NMF for Kullback-Leibler divergence #1348

omangin · 2012-11-09T17:57:35Z

Adds the KLdivNMF class to decomposion.
The implemented method uses multiplicative updates. It is optimized to work with sparse matrices with lots of features.

"""Non negative factorization with Kullback Leibler divergence cost.

Parameters
----------
X: {array-like, sparse matrix}, shape = [n_samples, n_features]
    Data the model will be fit to.

n_components: int or None
    Number of components, if n_components is not set all components
    are kept

init:  'nndsvd' |  'nndsvda' | 'nndsvdar' | 'random'
    Method used to initialize the procedure.
    Default: 'nndsvdar' if n_components < n_features, otherwise random.
    Valid options::

        'nndsvd': Nonnegative Double Singular Value Decomposition (NNDSVD)
            initialization (better for sparseness)
        'nndsvda': NNDSVD with zeros filled with the average of X
            (better when sparsity is not desired)
        'nndsvdar': NNDSVD with zeros filled with small random values
            (generally faster, less accurate alternative to NNDSVDa
            for when sparsity is not desired)
        'random': non-negative random matrices

tol: double, default: 1e-4
    Tolerance value used in stopping conditions.

max_it
8000
er: int, default: 200
    Number of iterations to compute.

subit: int, default: 10
    Number of sub-iterations to perform on W (resp. H) before switching
    to H (resp. W) update.

Attributes
----------
`components_` : array, [n_components, n_features]
    Non-negative components of the data

random_state : int or RandomState
    Random number generator seed control.

Examples
--------

>>> import numpy as np
>>> X = np.array([[1,1], [2, 1], [3, 1.2], [4, 1], [5, 0.8], [6, 1]])
>>> from sklearn.decomposition import KLdivNMF
>>> model = KLdivNMF(n_components=2, init='random', random_state=0)
>>> model.fit(X) #doctest: +ELLIPSIS +NORMALIZE_WHITESPACE
KLdivNMF(eps=1e-08, init='random', max_iter=200, n_components=2,
        random_state=0, subit=10, tol=1e-06)
>>> model.components_
array([[ 0.50303234,  0.49696766],
       [ 0.93326505,  0.06673495]])

Notes
-----
This implements

Lee D. D., Seung H. S., Learning the parts of objects by non-negative
  matrix factorization. Nature, 1999
"""

Now computes the real generalized_KL even for sparse matrices. Also fix and extends test.

- Fixes NMF random test that was not reliable enough. - Adds flag to force parameter scaling in update when not in fit mode. - Cosmetics.

- better import in KL NMF test, - adds random state to NMF init params.

amueller · 2012-11-09T19:43:31Z

Hi @omangin.
Thanks for this contribution. This looks quite impressive. Can you say how it compares against the current implementation?
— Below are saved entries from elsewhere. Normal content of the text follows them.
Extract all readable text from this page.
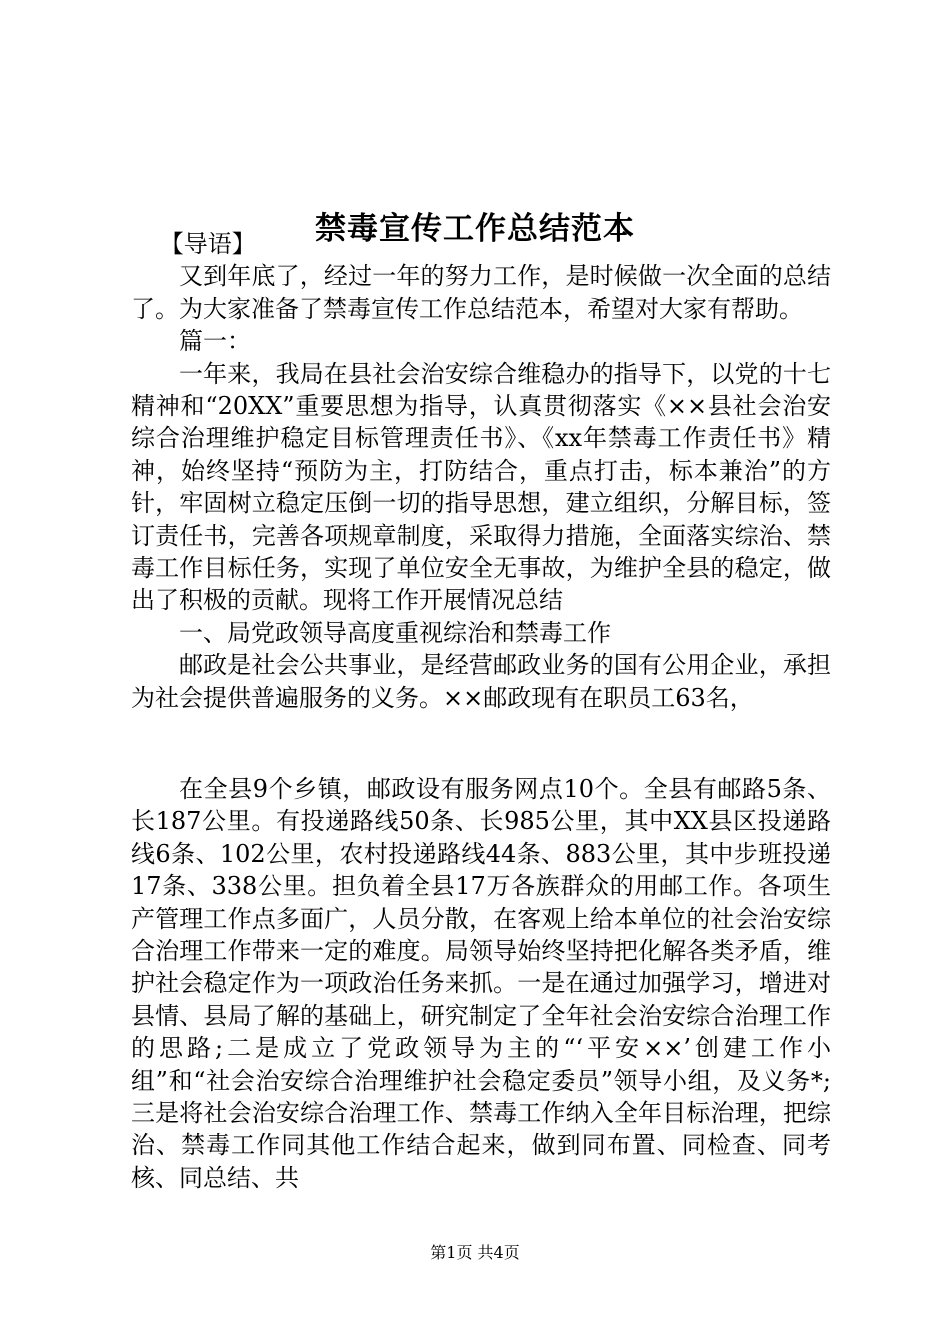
禁毒宣传工作总结范本

【导语】

又到年底了，经过一年的努力工作，是时候做一次全面的总结了。为大家准备了禁毒宣传工作总结范本，希望对大家有帮助。

篇一：

一年来，我局在县社会治安综合维稳办的指导下，以党的十七精神和“20XX”重要思想为指导，认真贯彻落实《××县社会治安综合治理维护稳定目标管理责任书》、《xx年禁毒工作责任书》精神，始终坚持“预防为主，打防结合，重点打击，标本兼治”的方针，牢固树立稳定压倒一切的指导思想，建立组织，分解目标，签订责任书，完善各项规章制度，采取得力措施，全面落实综治、禁毒工作目标任务，实现了单位安全无事故，为维护全县的稳定，做出了积极的贡献。现将工作开展情况总结

一、局党政领导高度重视综治和禁毒工作

邮政是社会公共事业，是经营邮政业务的国有公用企业，承担为社会提供普遍服务的义务。××邮政现有在职员工63名，

在全县9个乡镇，邮政设有服务网点10个。全县有邮路5条、长187公里。有投递路线50条、长985公里，其中XX县区投递路线6条、102公里，农村投递路线44条、883公里，其中步班投递17条、338公里。担负着全县17万各族群众的用邮工作。各项生产管理工作点多面广，人员分散，在客观上给本单位的社会治安综合治理工作带来一定的难度。局领导始终坚持把化解各类矛盾，维护社会稳定作为一项政治任务来抓。一是在通过加强学习，增进对县情、县局了解的基础上，研究制定了全年社会治安综合治理工作的思路;二是成立了党政领导为主的“‘平安××’创建工作小组”和“社会治安综合治理维护社会稳定委员”领导小组，及义务*;三是将社会治安综合治理工作、禁毒工作纳入全年目标治理，把综治、禁毒工作同其他工作结合起来，做到同布置、同检查、同考核、同总结、共

第1页 共4页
I thought the additive updates are considered more stable then the multiplicative ones, but I'm not up to date. You implemented the original method from the nature paper, right?

So basically this one minimizes KL-Divergence while the current implementation minimizes MSE?
And they use different update schemes. I know there are also multiplicative updates for MSE, but I think we don't have that (right?).

Is there a qualitative difference between the results of this algorithm and the current implementation?

Best,
Andy :)

amueller · 2012-11-09T19:44:26Z

Btw if possible it might be nice to have an example to illustrate the difference between the two nmf methods.
I would guess that there is none in the faces example?

omangin · 2012-11-09T22:57:47Z

Hi,

Thanks for your comments.

This is the original implementation from Lee and Seung's Nature paper. It differs from the current implementation both because the objective it optimizes is based on Kullback-Leibler divergence and not Frobenius distance / MSE. It is also different because of the nature of the multiplicative updates it uses, instead of non-legative least square (NNLS) for the current implementation.

So, as far as I know there are multiplicative and gradient updates for both KL and Frobenius objective, whereas NNLS is specific to the Frobenius case.

From what I've heard (I will look back to the references when I have time), gradient based approaches are considered more stable and to converge to better local minima. On the other hand, multiplicative updates have faster initial convergence speed, and are also somehow simpler to implement because there is no need for step size adaptation. However this might change between the KL and Frobenius cases, and also the computational cost is not the same in the dense and sparse cases.

The choice between KL and Frobenius objectives is mainly problem dependent. I've included an example on the face dataset but it is not really illustrative of the difference. Furthermore I noticed that both methods are very sensible to initialization. Also the initialization methods currently are the same than in the previous implementation bu they might not be as relevant for the KL case as they were for the Frobenius cas. Perhaps I can also look for a better illustrative example.

Best,

Olivier

GaelVaroquaux · 2012-11-10T09:46:14Z

The choice between KL and Frobenius objectives is mainly problem dependent.

It is important to understand the tradeoffs and to explain them, with
examples, in the documentation.

Perhaps I can also look for a better illustrative example.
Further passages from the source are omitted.